Both were breathing heavily now. Lamia backed up, wings beating even harder, while Nephthys crouched on the ground, the brilliant sword raised above her head. “You will never catch me, Lamia,” she said. “I cannot die.”

“There is always a way,” Lamia countered, opening her mouth wide. “I doubt you are impervious to fire!” At this last word, a jet of orange flame burst from her mouth as her forked tongue flicked in and out, like a dragon.

Nephthys lowered her sword as her other arm came up. A shimmering blue surface flickered into existence, a translucent barrier between her and the fire. The fire pressed against it, trying to melt it, but it spread out and dissipated. Lamia gave up, defeated, and the barrier disappeared.

Nephthys took a step closer to the demon, who descended to the ground. Her sword was up; she was ready to finish her off. Suddenly, Lamia lurched upwards, knocking Nephthys to the ground hard. The sword skittered away, far out of Nephthys’s reach, but the girl didn’t even get up.

Arion made a split second decision as Lamia dropped down to grab Nephthys. He raced forward, snatching up the sword. It stung a little, and he almost dropped it, but he managed to hold on to it and swung it.

He missed.

Lamia rose into the air again, cackling as she clutched something bloody in her claws. Arion didn’t look at Nephthys, fearing he’d be sick if he did, and held the sword up higher, trying to imitate Nephthys’s earlier movements.

The sword was heavy in his hands, and he had no idea how Nephthys, in the weakened state she’d been in, had been able to hold it up so long. This is why I wanted to take up fencing, he groaned to himself. I can’t even hold the sword.

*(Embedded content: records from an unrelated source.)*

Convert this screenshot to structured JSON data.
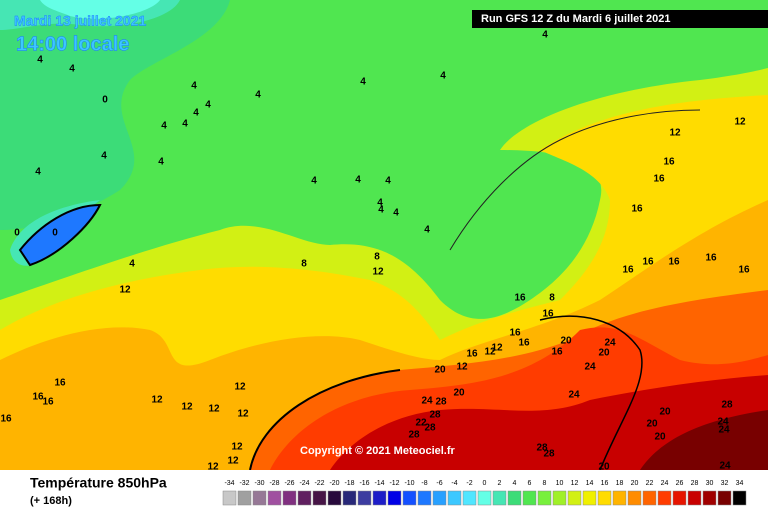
{
  "header": {
    "date": "Mardi 13 juillet 2021",
    "time": "14:00 locale",
    "run": "Run GFS 12 Z du Mardi 6 juillet 2021"
  },
  "map": {
    "copyright": "Copyright © 2021 Meteociel.fr",
    "labels": [
      "4",
      "4",
      "4",
      "0",
      "4",
      "4",
      "4",
      "4",
      "4",
      "4",
      "4",
      "4",
      "4",
      "4",
      "4",
      "4",
      "4",
      "4",
      "4",
      "4",
      "4",
      "4",
      "0",
      "0",
      "4",
      "8",
      "8",
      "12",
      "12",
      "12",
      "12",
      "16",
      "16",
      "16",
      "16",
      "16",
      "16",
      "16",
      "16",
      "16",
      "8",
      "16",
      "16",
      "16",
      "12",
      "16",
      "12",
      "20",
      "16",
      "24",
      "20",
      "24",
      "12",
      "20",
      "16",
      "16",
      "16",
      "12",
      "12",
      "12",
      "12",
      "12",
      "16",
      "20",
      "24",
      "28",
      "28",
      "22",
      "28",
      "28",
      "24",
      "20",
      "28",
      "24",
      "24",
      "20",
      "20",
      "28",
      "28",
      "12",
      "12",
      "12",
      "20",
      "24"
    ]
  },
  "footer": {
    "title": "Température 850hPa",
    "subtitle": "(+ 168h)"
  },
  "legend": {
    "steps": [
      {
        "label": "-34",
        "color": "#c8c8c8"
      },
      {
        "label": "-32",
        "color": "#a0a0a0"
      },
      {
        "label": "-30",
        "color": "#967896"
      },
      {
        "label": "-28",
        "color": "#a050a0"
      },
      {
        "label": "-26",
        "color": "#803080"
      },
      {
        "label": "-24",
        "color": "#602060"
      },
      {
        "label": "-22",
        "color": "#461446"
      },
      {
        "label": "-20",
        "color": "#280a3c"
      },
      {
        "label": "-18",
        "color": "#282878"
      },
      {
        "label": "-16",
        "color": "#3c3ca0"
      },
      {
        "label": "-14",
        "color": "#1e1ec8"
      },
      {
        "label": "-12",
        "color": "#0000e6"
      },
      {
        "label": "-10",
        "color": "#1450ff"
      },
      {
        "label": "-8",
        "color": "#1e78ff"
      },
      {
        "label": "-6",
        "color": "#28a0ff"
      },
      {
        "label": "-4",
        "color": "#3cc8ff"
      },
      {
        "label": "-2",
        "color": "#50e6ff"
      },
      {
        "label": "0",
        "color": "#64ffe6"
      },
      {
        "label": "2",
        "color": "#46e6b4"
      },
      {
        "label": "4",
        "color": "#3cdc78"
      },
      {
        "label": "6",
        "color": "#50e650"
      },
      {
        "label": "8",
        "color": "#78f03c"
      },
      {
        "label": "10",
        "color": "#a0f028"
      },
      {
        "label": "12",
        "color": "#d2f014"
      },
      {
        "label": "14",
        "color": "#f0f000"
      },
      {
        "label": "16",
        "color": "#ffdc00"
      },
      {
        "label": "18",
        "color": "#ffb400"
      },
      {
        "label": "20",
        "color": "#ff8c00"
      },
      {
        "label": "22",
        "color": "#ff6400"
      },
      {
        "label": "24",
        "color": "#ff3c00"
      },
      {
        "label": "26",
        "color": "#e61400"
      },
      {
        "label": "28",
        "color": "#c80000"
      },
      {
        "label": "30",
        "color": "#a00000"
      },
      {
        "label": "32",
        "color": "#780000"
      },
      {
        "label": "34",
        "color": "#000000"
      }
    ]
  }
}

Lamia cackled again. “So it’s you!” she rasped, pointing a crooked finger at him. “You’re the unmortal she’s been tracking for so long? You don’t look all that powerful.”

She drew closer. Faster than the eye could see, her arm darted out and she scored her claws down his arm. He dropped the sword and fell to his knees, clutching his arm, his left hand trying to stem the blood flow from the deep gash.

Lamia lifted her talons once more, ready to kill him, then froze. A horrified look came over her face, and she let out a wail before dissolving into the air, green blood staining the ground. “Jason!”

A teenager stood behind where the demon had just been. He had dark brown hair and even darker eyes. There were black smudges on his pale face and his expression was dead serious as he sheathed his extended sword, the one he’d stabbed Lamia with.

“Unmortal,” he said grimly. “We need to talk.”